How long can two little girls hide a dead old aunt, as they manage the Linger Longer Cottage Colony in Cape Cod in Sara Pennypacker’s tween novel Summer of the Gypsy Moths? With humor, compassion, and a dog named Treb, Pennypacker’s heroine combines the heart of a child with the maturity of an adult.
When Stella’s spirited mother runs off to find happiness, she leaves Stella with her great-aunt Louise, caretaker for a string of summer cottages on the Cape. Louise decides to foster a Portuguese girl, Angel, as a companion and friend for the little girl. No one expects Louise to die, and when she does, the young girls decide that life alone would be better than the unknown possibilities of an orphan home – and they know how to keep a secret.

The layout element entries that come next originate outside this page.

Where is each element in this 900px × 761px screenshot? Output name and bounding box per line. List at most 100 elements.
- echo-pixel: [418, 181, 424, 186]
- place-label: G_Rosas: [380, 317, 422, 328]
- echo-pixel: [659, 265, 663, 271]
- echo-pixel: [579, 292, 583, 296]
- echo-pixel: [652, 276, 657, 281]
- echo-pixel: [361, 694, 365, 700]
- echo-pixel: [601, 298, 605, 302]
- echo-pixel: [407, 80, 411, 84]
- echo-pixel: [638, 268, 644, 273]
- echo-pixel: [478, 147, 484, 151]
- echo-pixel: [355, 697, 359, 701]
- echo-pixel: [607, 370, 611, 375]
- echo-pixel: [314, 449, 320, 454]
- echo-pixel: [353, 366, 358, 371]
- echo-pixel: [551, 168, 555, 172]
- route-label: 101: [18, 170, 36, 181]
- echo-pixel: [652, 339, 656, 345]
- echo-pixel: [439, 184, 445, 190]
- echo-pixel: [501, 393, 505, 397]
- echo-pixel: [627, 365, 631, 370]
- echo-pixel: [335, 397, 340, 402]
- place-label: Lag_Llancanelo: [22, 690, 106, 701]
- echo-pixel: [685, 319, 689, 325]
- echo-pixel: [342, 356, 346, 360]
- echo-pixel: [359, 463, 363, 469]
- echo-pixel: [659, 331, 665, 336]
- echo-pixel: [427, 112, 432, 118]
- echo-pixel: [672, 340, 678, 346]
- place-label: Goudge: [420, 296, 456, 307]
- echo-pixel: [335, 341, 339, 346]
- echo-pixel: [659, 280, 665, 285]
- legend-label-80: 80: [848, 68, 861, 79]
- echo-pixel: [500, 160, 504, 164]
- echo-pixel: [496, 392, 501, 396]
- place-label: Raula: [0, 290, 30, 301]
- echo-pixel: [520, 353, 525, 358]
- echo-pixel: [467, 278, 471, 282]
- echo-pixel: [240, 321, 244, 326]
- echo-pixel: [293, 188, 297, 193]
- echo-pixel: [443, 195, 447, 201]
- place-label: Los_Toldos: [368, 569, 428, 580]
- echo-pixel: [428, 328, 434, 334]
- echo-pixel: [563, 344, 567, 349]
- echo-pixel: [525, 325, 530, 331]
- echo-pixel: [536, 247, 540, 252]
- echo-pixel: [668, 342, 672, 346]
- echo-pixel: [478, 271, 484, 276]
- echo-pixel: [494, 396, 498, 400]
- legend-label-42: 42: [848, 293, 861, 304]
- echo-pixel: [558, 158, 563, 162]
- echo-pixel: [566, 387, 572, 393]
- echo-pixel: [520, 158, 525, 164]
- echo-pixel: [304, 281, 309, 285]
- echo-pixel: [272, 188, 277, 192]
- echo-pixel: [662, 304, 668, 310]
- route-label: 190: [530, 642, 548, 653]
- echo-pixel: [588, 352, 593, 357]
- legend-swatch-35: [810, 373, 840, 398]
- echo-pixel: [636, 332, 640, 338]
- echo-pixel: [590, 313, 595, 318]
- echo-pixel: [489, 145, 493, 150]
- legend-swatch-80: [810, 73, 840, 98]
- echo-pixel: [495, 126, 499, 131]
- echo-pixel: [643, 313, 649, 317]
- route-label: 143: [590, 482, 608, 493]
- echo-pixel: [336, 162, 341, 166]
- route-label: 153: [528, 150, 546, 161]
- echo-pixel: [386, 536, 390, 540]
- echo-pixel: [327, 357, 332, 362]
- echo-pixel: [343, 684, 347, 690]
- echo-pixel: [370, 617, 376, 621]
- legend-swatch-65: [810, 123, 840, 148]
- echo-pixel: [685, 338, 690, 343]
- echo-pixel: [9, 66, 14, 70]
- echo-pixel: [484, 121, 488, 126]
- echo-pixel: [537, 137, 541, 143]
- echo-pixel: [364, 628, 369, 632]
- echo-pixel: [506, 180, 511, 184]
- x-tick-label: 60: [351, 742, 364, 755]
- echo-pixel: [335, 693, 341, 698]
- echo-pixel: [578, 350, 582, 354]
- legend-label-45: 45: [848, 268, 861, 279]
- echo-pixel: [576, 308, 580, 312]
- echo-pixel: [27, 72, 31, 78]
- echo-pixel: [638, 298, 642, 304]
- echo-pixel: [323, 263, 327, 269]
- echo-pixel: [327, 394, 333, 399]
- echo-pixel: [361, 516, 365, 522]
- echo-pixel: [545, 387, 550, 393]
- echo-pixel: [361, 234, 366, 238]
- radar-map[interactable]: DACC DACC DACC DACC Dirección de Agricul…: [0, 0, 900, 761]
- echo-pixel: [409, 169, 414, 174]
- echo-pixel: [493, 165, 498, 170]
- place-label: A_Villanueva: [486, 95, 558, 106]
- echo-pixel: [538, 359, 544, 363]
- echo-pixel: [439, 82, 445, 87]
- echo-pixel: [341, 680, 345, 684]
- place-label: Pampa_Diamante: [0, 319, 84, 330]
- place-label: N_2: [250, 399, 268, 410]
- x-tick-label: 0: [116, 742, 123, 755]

Once you get past the macabre scenes of a dead body and the unlikely burial, the tale of friendship and responsibility is endearing, and you will be cheering for the girls to succeed. Stella’s penchant for Heloise’s Helpful Hints substitutes for motherly advice as the two girls clean the cottages between guests; at times, those helpful hints offer funny possibilities – who knew Febreze laundry odor eliminator would help with the smell of a dead body. The girls set up a baby-sitting service, dig for clams on the beach, and try to stop an infestation of caterpillars in blueberry bushes planted years ago by Stella’s mom. The ending has everyone living happily ever after, with the two wily girls demonstrating their resourcefulness.
Pennypacker has been compared to Beverly Cleary with growing-up stories that have a message – for both adults and children. With moments that will have you aching for their loneliness and laughing at their gumption, Summer of the Gypsy Moths is worth the read.